After church we happened to be speaking to the very friendly Heidi Berglund. Dakotapastor asked her what she did for a living and she mentioned that she and her husband were dairy farmers. My interest was piqued. This city girl, as you know, has had a curiosity of how her food is produced. Also, driving around the North Shore of Minnesota, you just don’t picture it as a farming community. Heidi invited us out to see the farm, and told us that they also have a self serve (pay on the honor system) milk house that is open to the public.

On Tuesday morning we took a beautiful drive up the Gunflint Trail and found this family farm that has been in business since the 1940s. (If you are in the area, head up the Gunflint Trail from Grand Marais, turn right on Hwy 60 and take another right on Hwy 56 and drive all the way to the end. There are handy little signs marked “dairy” that will lead the way!) David and Heidi Berglund are the proud farmers who work long days to produce high quality, natural food.

When we arrived, we parked by the milk house and found Heidi washing eggs. Their chickens produce 9-11 dozen eggs a day, depending on the chickens. A quick glance around the farm tells you that these chickens are just about as free range as you get. We found one or two all over the place, but the majority were in their enclosure, feasting on tomatoes.

We walked around the farm, our nephew is even more of a city slicker than us, so it was great to share with him the truths about where our food comes from (hint: not the shelves at the grocery store). We found some pigs as well, and even some young calves. Emily took great pleasure in finding as many steamy piles of manure to step in as she could!

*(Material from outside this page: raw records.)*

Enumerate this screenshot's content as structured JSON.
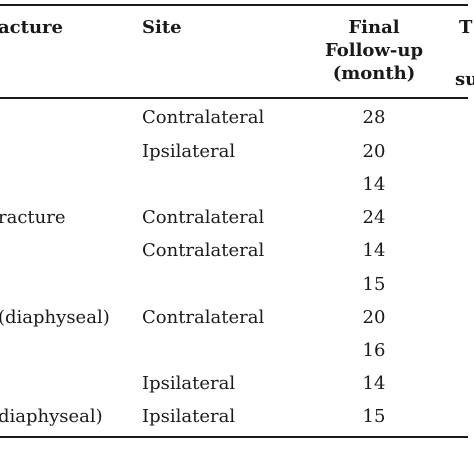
{
  "table": {
    "headers": {
      "fracture": "acture",
      "site": "Site",
      "final_followup": [
        "Final",
        "Follow-up",
        "(month)"
      ],
      "next_col_top": "T",
      "next_col_bottom": "su"
    },
    "rows": [
      {
        "fracture": "",
        "site": "Contralateral",
        "final_followup": "28"
      },
      {
        "fracture": "",
        "site": "Ipsilateral",
        "final_followup": "20"
      },
      {
        "fracture": "",
        "site": "",
        "final_followup": "14"
      },
      {
        "fracture": "racture",
        "site": "Contralateral",
        "final_followup": "24"
      },
      {
        "fracture": "",
        "site": "Contralateral",
        "final_followup": "14"
      },
      {
        "fracture": "",
        "site": "",
        "final_followup": "15"
      },
      {
        "fracture": "(diaphyseal)",
        "site": "Contralateral",
        "final_followup": "20"
      },
      {
        "fracture": "",
        "site": "",
        "final_followup": "16"
      },
      {
        "fracture": "",
        "site": "Ipsilateral",
        "final_followup": "14"
      },
      {
        "fracture": "diaphyseal)",
        "site": "Ipsilateral",
        "final_followup": "15"
      }
    ]
  }
}
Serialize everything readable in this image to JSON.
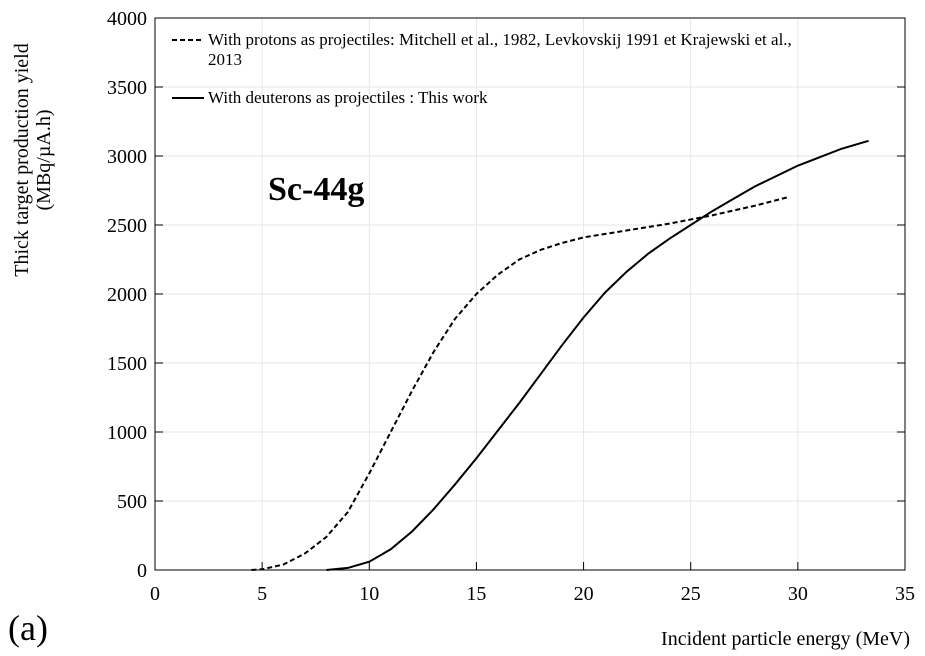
{
  "chart_data": {
    "type": "line",
    "y_label": [
      "Thick target production yield",
      "(MBq/µA.h)"
    ],
    "x_label": "Incident particle energy (MeV)",
    "annotation": "Sc-44g",
    "panel_label": "(a)",
    "xlim": [
      0,
      35
    ],
    "xticks": [
      0,
      5,
      10,
      15,
      20,
      25,
      30,
      35
    ],
    "ylim": [
      0,
      4000
    ],
    "yticks": [
      0,
      500,
      1000,
      1500,
      2000,
      2500,
      3000,
      3500,
      4000
    ],
    "grid": true,
    "series": [
      {
        "name": "With protons as projectiles: Mitchell et al., 1982, Levkovskij 1991 et Krajewski et al., 2013",
        "color": "#000000",
        "dash": true,
        "x": [
          4.5,
          5,
          6,
          7,
          8,
          9,
          10,
          11,
          12,
          13,
          14,
          15,
          16,
          17,
          18,
          19,
          20,
          22,
          24,
          26,
          28,
          29.5
        ],
        "values": [
          0,
          5,
          40,
          120,
          240,
          420,
          700,
          1000,
          1300,
          1580,
          1820,
          2000,
          2140,
          2250,
          2320,
          2370,
          2410,
          2460,
          2510,
          2570,
          2640,
          2700
        ]
      },
      {
        "name": "With deuterons as projectiles : This work",
        "color": "#000000",
        "dash": false,
        "x": [
          8,
          9,
          10,
          11,
          12,
          13,
          14,
          15,
          16,
          17,
          18,
          19,
          20,
          21,
          22,
          23,
          24,
          25,
          26,
          27,
          28,
          30,
          32,
          33.3
        ],
        "values": [
          0,
          15,
          60,
          150,
          280,
          440,
          620,
          810,
          1010,
          1210,
          1420,
          1630,
          1830,
          2010,
          2160,
          2290,
          2400,
          2500,
          2600,
          2690,
          2780,
          2930,
          3050,
          3110
        ]
      }
    ]
  }
}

When we got back to the milk house Heidi was separating the cream from a batch of milk. She even took the time to show us how the machine worked. She also happily answered all of my questions. All of the food produced at Lake View Natural Dairy is free of pesticides, herbicides, synthetic hormones and other dangerous chemicals. They have about 80 head of dairy cattle, and at any given time 20 are giving milk. They produce about 90 gallons of milk a day and provide raw milk for not only Cook County, but for visitors from all over!  Find out more about the benefits of raw (real) milk here. I loved seeing that they still milk the “old fashioned way” with surge buckets.

The dairy offers visitors raw whole milk, skim milk, sweet cream buttermilk, cream, yogurt, butter, eggs, beef and pork, and delicious cookies. They also sell “manure tea” for a great natural fertilizer for your garden.

We left after cleaning out the supply of chocolate milk , cookies, a gallon of whole milk, some cream, eggs, and some ground beef (we ate it in our spaghetti back at camp that night).

We had a blast, made some memories, and I love that we not only supported a local farmer, but ate some great, local, natural food as well.